The "Law" of First-Century Christianity, Part 1

In responding to someone who objected to my claim that "there is no command as to how exactly all Christians of all times are to observe the Lord's Supper", I wrote the following:

In the very earliest days, the church was steadfast in the apostles' teaching: they met daily in the Temple (big group) and in homes (small groups; each led by a shepherd?), they broke bread together daily, and they lived as communists, with no one claiming private ownership of property but contributing their stuff to the group for distribution as needed.

In later times and other places, the "steadfastness" abated somewhat, necessitating the writing of much of the New Testament as a corrective.

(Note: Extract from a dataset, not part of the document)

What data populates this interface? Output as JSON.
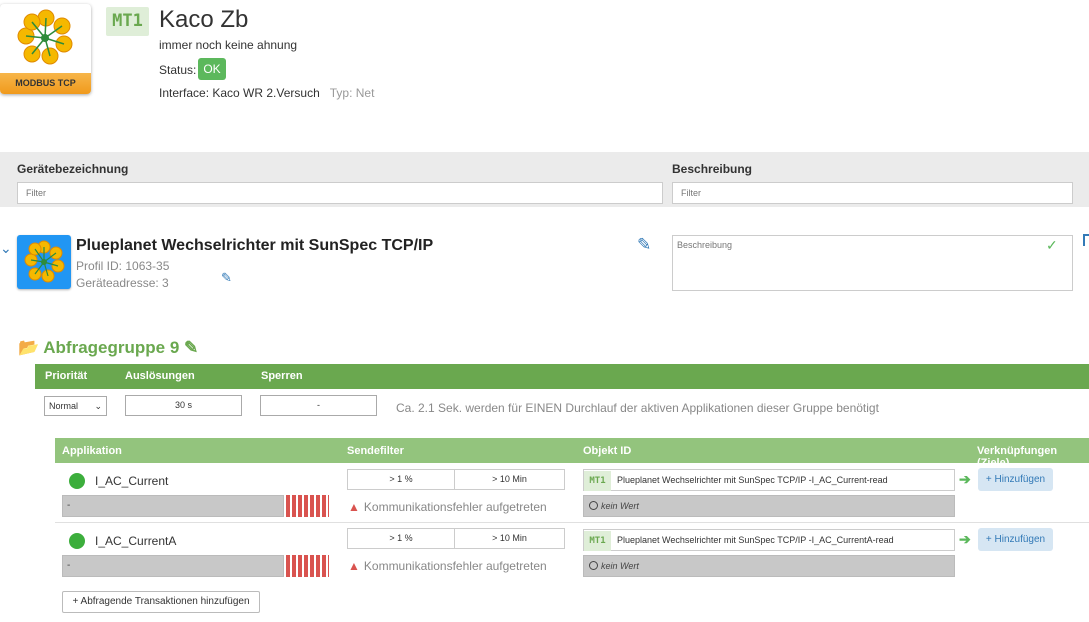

Along the way, the church changed as time passed:
  • it was originally composed of Jews only, who remained observant of the law of Moses, and later accepted non-Moses-observing non-Jews into the fold as a distinct sub-group (i.e. "denomination", which "seemed good" to the Holy Spirit and to the church leaders), to an even later change wherein observance of the law of Moses was rejected almost entirely, along with an overall rejection of Jews;
  • ownership of private property was re-established, leading to the need for fund-raising appeals/drives;
  • the organizational structure was modified, adding deacons;
  • the political structure was modified, moving from a centralized government in Jerusalem making decisions binding on the entire church to a distributed localized autonomy led by local elders;
  • the Lord's Suppers morphed from being a full-blown daily evening meal which fed the hungry into a simpler ritual of a nip-and-a-sip morning Lord's Brunch;
  • there was a move from a daily everyone-participates meeting where the focus was horizontally on one-another to a weekly passive sit&listen-to-a-lecture format which became focused vertically on "worship";
  • there was a shift from the Law of Christ being fulfilled by bearing one another's burdens to it being fulfilled by a system of doctrine & practices (which, by the way, isn't spelled out clearly like the Old Covenant system was, but must be "discovered" between the lines by using the correct hermeneutic);
  • there was a shift from being known as disciples because of their love for one another to being known as disciples because of correct doctrine and practices;
  • there was a shift from being filled with the spirit and fanning that flame, to a quenching of the spirit so that his activity is reduced to only the effects which are produced by words on paper.
Depending where along the time-line you take your snapshot of "the first-century church", you'll get different pictures.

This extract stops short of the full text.